Mag ik u voorstellen...

1 stok(ken) achter de deur

'Schrijven is als een baan voor mij, ik heb geen enkele rare gewoonte. (...) Je gaat gewoon naar je werktafel toe, en je doet het.' Aan het woord is Salman Rushdie. Schrijven is niet magisch, vindt de winnaar van The Best of the Booker Prize, schrijven is gewoon een kwestie van doen.

Ik ben het hier absoluut mee eens. Daarom heb ik ook een werkplek gehuurd – een kantoor vol zwoegende collega's smoort het dolce far niente hopelijk in de kiem. Als ik faal, dan zal het niet liggen aan nietsdoen. Want van zitten ga je niet alleen schrijven; je begínt er ook echt aan. En dat begin schrikte mij af. Ik had al een beginnetje in mijn notitieboek, een beginnetje dat ik maakte toen mijn plot op dertien oktober aanklopte. Maar ik had niets staan dat tot het A4'tje kan leiden dat de Bij binnenkort wil ontvangen.

Met de grootst mogelijke tegenzin wendde ik vanmiddag mijn blik af van het porseleinen poppengezichtje van mijn nichtje en sloeg mijn Asus Eee open. Eerst schreef ik: ROMAN. Maar ik voelde iets blokkeren vanbinnen dus drukte snel op delete, en tikte traag: CENTRALE VRAGEN. De vijf w's, lekker gestructureerd. Ik begon met wie.

Wie? ... Shit.
Ik had nog geen naam. En hoewel ik al langer besef dat ik de doop als de duivel ontwijk, drong het toen pas tot me door hoe eng ik die doop vond.

Namen maken het allemaal echt. En ik ben bang voor echt. Echt is eng. Maar goed, het moest. Klaar met dat faalangsterig gefuck.

Hoe heet ie, de jongeman die al een leeftijd (31), een (eveneens naamloze) vriendin en een allesoverheersende drang tot status heeft?

Eerst een voornaam. Die moet gewichtig klinken, want zelfs fictieve persoontjes krijgen hun voornaam van hun ouders, en zijn statusdrang heeft mijn mannetje onmiskenbaar van zijn vader. Voor die man – een nare kerel, bah – is er een verschil tussen het uitspreken van de woorden 'Piet, me zoon' of het zuinigjes prononceren van: 'Mijn zoon, Hans Pieter.'

De achternaam van zijn zoon kon de vader niet kiezen, tot beider spijt. Dat moet een banale naam worden, een naam die hen achtervolgt, die niet past bij wie ze pretenderen te zijn.

Na lang wikken en wegen – fictie schrijven blijkt toch vooral zoeken te zijn – vond ik 'm.

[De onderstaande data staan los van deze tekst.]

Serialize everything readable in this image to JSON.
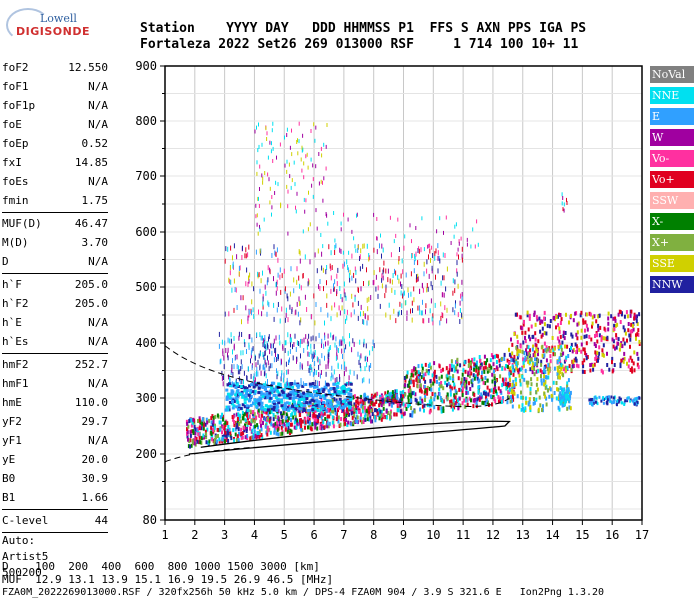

Toen onvond ik 'm, want de eerste lucky winner bleek een bestaande banketbakker te zijn (gespecialiseerd in Bosche Bollen nog wel). Ook de runner-up was van vlees en bloed (die had een fotoblog met als slogan: 'Het doel heiligt de middelen').

Maar uiteindelijk vond ik 'm écht.

Mag ik u voorstellen aan Jean-Pierre Jansens? Aangenaam, meneer, mevrouw... Ik ben Jean-Pierre, maar mijn vrienden noemen mij JP.

Meer, méér...

maandag 10 november 2008

Elisa, rien que toi

0 stok(ken) achter de deur

Mijn personages knagen tussen mijn oren, maar vandaag geef ik hen weinig aandacht. Deze week heb ik mezelf, nog vóór het echte startschot, vakantie gegund. Ik moet mijn hoofd opladen, na een heftige laatste dag bij Quote (u heeft het vast gehoord, Quote en Kelder hebben weer eens mot) en met een eerste schrijfdag in het vooruitzicht.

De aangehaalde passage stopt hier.